With the reserve having a number of neighbouring communities on our southern boundaries, it is time to show a deep investment into support and giving not only an economic benefit by providing access to jobs, access to internships, but also providing community-based natural resource management programmes within these areas. Land integrity and value should not stop at the end of the fence, it should be a continued vision and action.
The clear and meaningful shift of the conservation landscape from an inward-looking body of stakeholders, concerned only with matters of their own conservation and environmental issues; to an outward-looking body that embraces and engages with the communities of people in which it exists. This process is playing out with greater momentum and it will act to improve the livelihood of the communities of people in wilderness areas as well as the sustainability of the habitats and wildlife within the reserve clusters.
The Timbavati Private Nature Reserve with its various lodges are indicative of the attraction force of the region for tourism and its role as a major driver of socio-economic development both regionally and nationally.
Our own reserve, including all of the commercial lodges, had a direct economic impact of around R 325 million, with direct spend on salaries and wages of at least R 70 million. This means that the TPNR contributes roughly 5.5% to 6% of the total Greater Kruger economy, largely as a result of the private commercial lodges within the reserve.
The State and Private Reserves that form the Greater Kruger have been actively encouraging engagement with local businesses, and a drive to incorporate more of the micro-enterprises of the local rural communities into the supply chain of the formal tourism businesses in the Greater Kruger.
It is clear that the true solution to the sustainability of the reserves rests on our ability to grow the wealth of the people with whom we share our landscape, and this process is already well underway.
The Timbavati Foundation, which acts as the community engagement entity for the reserve, has four main pillars on which their focus is retained, namely Conservation & environmental awareness, Education, Social care and Healthcare. The Timbavati Private Nature Reserve has taken upon itself to uphold two additional core focus areas, namely local enterprise development and youth development.
The Timbavati Private Nature Reserve, through their Foundation, seeks to unlock potential within our local communities. Although they lack financial resources, these communities have abundant natural and human capital. Working through the wildlife economy (tourism or conservation-related industries), the Timbavati Foundation encourages partnerships between local communities and conservation efforts which assist communities to develop innovative livelihood strategies.
The TPNR’s Head of Ranger Services, Mr. Anton Mzimba, had noticed a shift in values as youth have become increasingly disconnected from conservation. If they don’t see value in national parks and protected areas, wildlife areas will become more valuable as farmland or housing developments.
But there is still hope. It’s in our job to inspire the Next Generation of Rangers.

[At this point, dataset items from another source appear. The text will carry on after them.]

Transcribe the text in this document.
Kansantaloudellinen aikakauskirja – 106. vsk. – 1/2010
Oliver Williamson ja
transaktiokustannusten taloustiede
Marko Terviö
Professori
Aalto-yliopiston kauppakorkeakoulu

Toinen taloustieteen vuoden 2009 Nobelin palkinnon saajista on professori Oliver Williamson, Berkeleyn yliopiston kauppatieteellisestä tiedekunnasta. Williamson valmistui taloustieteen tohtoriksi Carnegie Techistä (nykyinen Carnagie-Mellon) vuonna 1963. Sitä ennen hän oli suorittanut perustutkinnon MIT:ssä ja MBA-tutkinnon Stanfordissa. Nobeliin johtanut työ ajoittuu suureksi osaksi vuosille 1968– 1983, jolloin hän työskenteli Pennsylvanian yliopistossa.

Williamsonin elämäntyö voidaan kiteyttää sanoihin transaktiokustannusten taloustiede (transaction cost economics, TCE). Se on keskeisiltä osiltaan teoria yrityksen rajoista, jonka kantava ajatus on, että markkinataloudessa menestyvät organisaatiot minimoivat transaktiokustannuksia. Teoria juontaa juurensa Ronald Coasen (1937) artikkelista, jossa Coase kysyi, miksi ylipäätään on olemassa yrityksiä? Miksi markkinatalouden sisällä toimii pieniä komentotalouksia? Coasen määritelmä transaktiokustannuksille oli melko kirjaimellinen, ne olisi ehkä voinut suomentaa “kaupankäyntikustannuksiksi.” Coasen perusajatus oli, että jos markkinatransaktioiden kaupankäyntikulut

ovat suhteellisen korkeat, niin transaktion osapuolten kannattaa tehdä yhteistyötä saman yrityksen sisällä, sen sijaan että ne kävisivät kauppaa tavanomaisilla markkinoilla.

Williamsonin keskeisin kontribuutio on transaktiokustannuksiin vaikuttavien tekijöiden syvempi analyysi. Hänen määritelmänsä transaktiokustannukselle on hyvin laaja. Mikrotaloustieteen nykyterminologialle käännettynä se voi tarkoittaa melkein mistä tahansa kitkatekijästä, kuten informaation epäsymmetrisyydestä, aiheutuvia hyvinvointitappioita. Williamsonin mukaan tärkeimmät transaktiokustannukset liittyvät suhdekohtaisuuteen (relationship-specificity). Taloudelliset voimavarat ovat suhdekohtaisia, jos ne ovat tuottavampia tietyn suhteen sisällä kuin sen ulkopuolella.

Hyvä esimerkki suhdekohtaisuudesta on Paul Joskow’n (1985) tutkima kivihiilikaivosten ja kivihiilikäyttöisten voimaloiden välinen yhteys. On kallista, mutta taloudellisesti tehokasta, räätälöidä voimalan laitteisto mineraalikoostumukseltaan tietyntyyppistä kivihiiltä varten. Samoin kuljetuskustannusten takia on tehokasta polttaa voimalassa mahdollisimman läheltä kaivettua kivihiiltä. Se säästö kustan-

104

The Future Rangers Program, initiated by the Global Conservation Corps (GCC) and in partnership with the Timbavati Foundation, was started to ensure that the next generation of conservationists are passionate, dedicated and motivated to conserve wildlife, while having the opportunity to apply their knowledge in exchange for a viable career in conservation.
The Future Rangers program engages with youth from early foundation age of 5, aiming to build their appreciation of nature from a core level. The most passionate & inspired learners are rewarded with game drives, trips to conservation areas and leadership courses. Once graduated from high school, the outstanding students are granted scholarships to higher education institutions, with eventual work placement in the conservation sector through our partners.
This programme is supported by world class infrastructure such as the Timbavati Environmental School and the Graeme Naylor Nature History Museum, learners are given an unparallel experience, but that is not where it stops, being exposed to the wonders and beauty of the TPNR is what inspires and cultivates these young hearts and minds to reconnect with nature once more. On an annual basis, +/-40,000 students visit the Graeme Naylor museum as part of ongoing educational programme which are sourced from 64 local Schools within the Bushbuckridge area.